Over the past 20 years, Missouri has lost 30,000 K-12 students but managed to nearly double its education budget – from $8 billion to $15 billion.

Data from Missouri’s Department of…

Over the past 20 years, Missouri has lost 30,000 K-12 students but managed to nearly double its education budget – from $8 billion to $15 billion.

Data from Missouri’s Department of Elementary and Secondary Education (DESE) reveals the state’s K-12 enrollment has dropped from over 893,000 in the early 2000’s to 862,000 in 2022.

The enrollment deficit is caused by many factors, such as families switching to homeschools, private schools, or simply keeping their young children home from early grades, according to the St. Louis Post-Dispatch. And Missouri’s birth rates are declining even faster than the national average. 

Whatever the reason, experts project the K-12 population will continue shrinking in Missouri, and across the nation.

The National Center for Education Statistics estimates Missouri will have as few as 792,000 students in 2031 – fewer students than in 1990.  

“We will have excess capacity and too many teachers in most districts unless we make the region and the state more attractive to families,” wrote Susan Pendergrass, director of education policy at the Show-Me Institute. “Districts can no longer rest on their laurels and assume their classrooms will be filled.”  

However, while enrollment decreased, education expenditures skyrocketed, increasing from $8 billion to $15 billion in the same 20-year span. 

And inflation can’t explain all the new expenditures – especially when taking decreased enrollment into account. 

Even if Missouri had the same number of students and even after accounting for inflation, current spending would still outstrip what it was two decades ago by nearly $2 billion. 

So, what is that extra money paying for? 

According to state Rep. Doug Richey, R-District 38, as much as 40% of DESE’s budget goes to non-education related programs – a phenomenon he describes as “mission creep.”  

Richey told The Lion that DESE receives funding for a multitude of programs that have nothing to do with K-12 education, including Social Security disability determination and residential facilities for developmentally disabled adults 

“Next session I will be working on the mission creep issue within DESE’s budget … to be more transparent, more accurate shall we say, with what DESE actually is receiving for K-12 education, so that people will be more informed as to what we’re actually spending on classroom instruction as opposed to the social services and mental health and programs that are unrelated,” Richey said. 

Another rising cost is related to districts hiring more administrative staff, even though student and teacher populations are both declining. 

“We are seeing a disconnect in terms of the way that districts are staffing, especially in those positions that are substantially more costly when it comes to salaries and benefits,” Richey explained. “Central office staff is increasing exponentially in a direction that seems to be disconnected to the way that enrollment or the number of teachers is moving.”  
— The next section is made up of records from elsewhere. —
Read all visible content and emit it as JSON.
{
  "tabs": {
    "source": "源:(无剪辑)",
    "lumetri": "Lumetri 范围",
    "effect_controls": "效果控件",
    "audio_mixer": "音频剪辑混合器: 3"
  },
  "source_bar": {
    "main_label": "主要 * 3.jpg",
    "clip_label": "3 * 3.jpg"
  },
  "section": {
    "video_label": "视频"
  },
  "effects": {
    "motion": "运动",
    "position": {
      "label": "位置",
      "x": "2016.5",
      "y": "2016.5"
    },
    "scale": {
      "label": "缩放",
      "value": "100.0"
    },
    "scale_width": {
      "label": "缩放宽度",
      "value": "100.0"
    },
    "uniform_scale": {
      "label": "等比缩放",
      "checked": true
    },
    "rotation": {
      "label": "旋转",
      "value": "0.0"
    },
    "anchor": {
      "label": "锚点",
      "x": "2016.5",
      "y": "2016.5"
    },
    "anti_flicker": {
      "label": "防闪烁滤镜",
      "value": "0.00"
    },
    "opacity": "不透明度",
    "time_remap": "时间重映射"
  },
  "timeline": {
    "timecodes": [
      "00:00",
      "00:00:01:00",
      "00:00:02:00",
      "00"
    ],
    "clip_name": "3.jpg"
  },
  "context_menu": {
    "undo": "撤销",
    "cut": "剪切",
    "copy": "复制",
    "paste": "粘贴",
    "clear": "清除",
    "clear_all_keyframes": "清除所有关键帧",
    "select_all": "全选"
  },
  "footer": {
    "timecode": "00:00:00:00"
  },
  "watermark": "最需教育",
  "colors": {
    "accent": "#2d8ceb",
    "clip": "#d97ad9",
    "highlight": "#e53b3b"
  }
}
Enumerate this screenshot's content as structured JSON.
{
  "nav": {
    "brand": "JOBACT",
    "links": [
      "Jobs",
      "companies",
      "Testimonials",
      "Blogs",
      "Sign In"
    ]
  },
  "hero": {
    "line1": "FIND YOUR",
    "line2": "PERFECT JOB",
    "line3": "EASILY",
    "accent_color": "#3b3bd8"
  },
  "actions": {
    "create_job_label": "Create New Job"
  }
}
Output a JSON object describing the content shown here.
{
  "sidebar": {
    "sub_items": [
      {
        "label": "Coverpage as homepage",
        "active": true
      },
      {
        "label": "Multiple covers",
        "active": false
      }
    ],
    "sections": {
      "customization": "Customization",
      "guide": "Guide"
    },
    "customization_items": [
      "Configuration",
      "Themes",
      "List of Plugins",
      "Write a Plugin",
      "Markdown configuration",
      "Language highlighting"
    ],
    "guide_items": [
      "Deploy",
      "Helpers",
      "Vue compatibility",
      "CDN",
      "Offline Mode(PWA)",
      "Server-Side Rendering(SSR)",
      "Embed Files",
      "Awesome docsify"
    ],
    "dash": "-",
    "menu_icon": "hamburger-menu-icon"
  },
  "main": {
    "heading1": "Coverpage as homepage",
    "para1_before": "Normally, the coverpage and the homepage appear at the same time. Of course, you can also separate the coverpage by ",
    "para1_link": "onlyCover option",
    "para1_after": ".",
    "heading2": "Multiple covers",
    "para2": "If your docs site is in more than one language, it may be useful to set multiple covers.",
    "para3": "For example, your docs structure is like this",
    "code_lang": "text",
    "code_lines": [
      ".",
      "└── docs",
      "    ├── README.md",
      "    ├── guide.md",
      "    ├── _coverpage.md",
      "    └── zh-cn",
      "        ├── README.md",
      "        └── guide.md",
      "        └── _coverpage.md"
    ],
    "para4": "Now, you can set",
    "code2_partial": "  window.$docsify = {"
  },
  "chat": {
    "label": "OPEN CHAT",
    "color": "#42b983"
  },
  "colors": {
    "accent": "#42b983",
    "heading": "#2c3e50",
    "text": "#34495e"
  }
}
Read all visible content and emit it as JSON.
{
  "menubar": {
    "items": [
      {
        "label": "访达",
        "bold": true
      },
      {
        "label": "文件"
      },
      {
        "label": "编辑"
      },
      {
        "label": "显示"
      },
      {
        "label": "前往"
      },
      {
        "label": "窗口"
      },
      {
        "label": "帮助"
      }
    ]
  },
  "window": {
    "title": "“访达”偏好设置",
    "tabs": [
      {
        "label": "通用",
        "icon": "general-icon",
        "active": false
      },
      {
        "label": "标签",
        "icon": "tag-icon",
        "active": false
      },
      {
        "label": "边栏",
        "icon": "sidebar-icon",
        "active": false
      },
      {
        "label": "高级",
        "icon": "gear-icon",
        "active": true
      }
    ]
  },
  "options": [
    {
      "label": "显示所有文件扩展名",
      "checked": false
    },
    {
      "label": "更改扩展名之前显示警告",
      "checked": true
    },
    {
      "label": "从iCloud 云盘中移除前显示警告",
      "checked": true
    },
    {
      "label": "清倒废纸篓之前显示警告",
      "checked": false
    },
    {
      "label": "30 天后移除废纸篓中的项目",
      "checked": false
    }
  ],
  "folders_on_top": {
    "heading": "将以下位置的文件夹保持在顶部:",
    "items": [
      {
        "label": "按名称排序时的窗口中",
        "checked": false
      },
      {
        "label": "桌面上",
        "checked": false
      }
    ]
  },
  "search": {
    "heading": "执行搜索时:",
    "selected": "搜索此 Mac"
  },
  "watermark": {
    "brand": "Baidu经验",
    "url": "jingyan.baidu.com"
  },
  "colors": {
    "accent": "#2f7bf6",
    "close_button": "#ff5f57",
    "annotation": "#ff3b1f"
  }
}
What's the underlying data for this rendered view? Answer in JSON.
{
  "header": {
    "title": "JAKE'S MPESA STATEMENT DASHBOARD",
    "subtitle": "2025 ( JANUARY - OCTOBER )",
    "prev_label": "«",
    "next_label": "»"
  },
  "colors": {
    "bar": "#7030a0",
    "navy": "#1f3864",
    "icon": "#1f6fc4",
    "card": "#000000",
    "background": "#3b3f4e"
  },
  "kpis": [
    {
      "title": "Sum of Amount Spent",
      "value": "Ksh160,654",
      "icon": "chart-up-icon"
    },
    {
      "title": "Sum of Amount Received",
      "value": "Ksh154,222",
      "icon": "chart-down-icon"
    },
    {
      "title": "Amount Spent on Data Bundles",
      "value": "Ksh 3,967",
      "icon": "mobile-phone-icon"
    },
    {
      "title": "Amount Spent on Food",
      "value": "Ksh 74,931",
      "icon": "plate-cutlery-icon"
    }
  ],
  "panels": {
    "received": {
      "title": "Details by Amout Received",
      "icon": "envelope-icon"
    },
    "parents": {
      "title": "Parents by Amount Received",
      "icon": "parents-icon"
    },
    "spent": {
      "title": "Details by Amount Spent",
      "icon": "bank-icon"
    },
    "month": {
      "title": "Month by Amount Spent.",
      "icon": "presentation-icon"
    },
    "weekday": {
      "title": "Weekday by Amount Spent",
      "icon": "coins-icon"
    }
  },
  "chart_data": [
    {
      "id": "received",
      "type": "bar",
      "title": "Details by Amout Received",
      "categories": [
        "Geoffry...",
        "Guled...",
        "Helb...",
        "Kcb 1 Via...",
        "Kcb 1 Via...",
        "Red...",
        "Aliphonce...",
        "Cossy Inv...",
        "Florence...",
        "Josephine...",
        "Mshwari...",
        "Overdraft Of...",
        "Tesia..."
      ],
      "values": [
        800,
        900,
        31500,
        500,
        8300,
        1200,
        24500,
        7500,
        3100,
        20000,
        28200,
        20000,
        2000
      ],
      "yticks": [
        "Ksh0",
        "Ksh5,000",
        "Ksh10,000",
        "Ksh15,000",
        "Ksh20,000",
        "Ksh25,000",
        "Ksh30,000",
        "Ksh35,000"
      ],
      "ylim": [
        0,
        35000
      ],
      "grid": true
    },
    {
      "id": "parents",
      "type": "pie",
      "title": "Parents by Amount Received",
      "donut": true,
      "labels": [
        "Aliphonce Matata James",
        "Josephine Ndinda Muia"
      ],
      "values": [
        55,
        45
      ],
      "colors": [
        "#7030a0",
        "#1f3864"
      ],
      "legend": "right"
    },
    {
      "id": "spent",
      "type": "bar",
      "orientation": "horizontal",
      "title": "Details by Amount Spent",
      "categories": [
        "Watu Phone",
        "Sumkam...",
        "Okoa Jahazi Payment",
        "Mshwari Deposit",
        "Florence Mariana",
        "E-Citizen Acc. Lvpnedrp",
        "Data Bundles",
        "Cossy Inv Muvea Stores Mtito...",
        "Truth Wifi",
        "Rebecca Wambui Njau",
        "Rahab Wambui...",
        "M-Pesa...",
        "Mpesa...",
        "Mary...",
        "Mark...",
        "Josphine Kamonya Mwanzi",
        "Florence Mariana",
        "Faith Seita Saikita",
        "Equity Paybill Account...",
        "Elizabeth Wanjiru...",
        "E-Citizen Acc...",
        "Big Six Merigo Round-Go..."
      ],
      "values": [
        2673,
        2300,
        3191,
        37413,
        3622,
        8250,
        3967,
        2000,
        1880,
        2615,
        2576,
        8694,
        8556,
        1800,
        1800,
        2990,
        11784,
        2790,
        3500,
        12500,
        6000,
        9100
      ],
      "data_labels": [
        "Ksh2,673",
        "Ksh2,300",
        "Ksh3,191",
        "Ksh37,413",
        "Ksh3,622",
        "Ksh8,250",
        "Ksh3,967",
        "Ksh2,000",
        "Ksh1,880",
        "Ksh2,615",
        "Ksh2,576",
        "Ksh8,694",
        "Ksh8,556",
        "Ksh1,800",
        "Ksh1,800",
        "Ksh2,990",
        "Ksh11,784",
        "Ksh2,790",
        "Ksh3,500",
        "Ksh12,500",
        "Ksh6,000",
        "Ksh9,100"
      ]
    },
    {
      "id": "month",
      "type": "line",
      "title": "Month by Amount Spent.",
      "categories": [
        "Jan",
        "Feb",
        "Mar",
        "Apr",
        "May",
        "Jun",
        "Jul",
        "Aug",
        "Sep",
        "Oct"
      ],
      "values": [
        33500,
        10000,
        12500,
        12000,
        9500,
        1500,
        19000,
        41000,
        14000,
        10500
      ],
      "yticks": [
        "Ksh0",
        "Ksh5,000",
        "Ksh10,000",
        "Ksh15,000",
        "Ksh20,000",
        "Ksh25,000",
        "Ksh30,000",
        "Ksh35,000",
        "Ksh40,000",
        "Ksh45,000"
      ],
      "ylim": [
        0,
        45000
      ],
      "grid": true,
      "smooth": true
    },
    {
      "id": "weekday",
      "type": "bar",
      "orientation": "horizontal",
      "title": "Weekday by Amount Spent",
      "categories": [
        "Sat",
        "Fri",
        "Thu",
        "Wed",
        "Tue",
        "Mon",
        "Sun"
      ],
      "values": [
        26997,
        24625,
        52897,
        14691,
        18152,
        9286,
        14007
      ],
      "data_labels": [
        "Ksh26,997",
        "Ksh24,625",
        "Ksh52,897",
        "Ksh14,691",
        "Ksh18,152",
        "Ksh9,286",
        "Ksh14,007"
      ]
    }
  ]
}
As education departments spend more and more money managing and less money actually educating, lawmakers and policy experts are calling for greater accountability, as well as flexibility and parental control over education spending.  

“[I do hope] that we can get to a point where we, like other states, can begin to recognize the value of the money following the student in a way that also protects the role of parents,” said Richey. 

Pendergrass agrees. 

“Programs that allow parents to choose a school for each of their children and that allow districts to specialize in what they offer should be welcomed,” she said. “It’s time to start thinking about how we can design a smarter system to better serve our region.”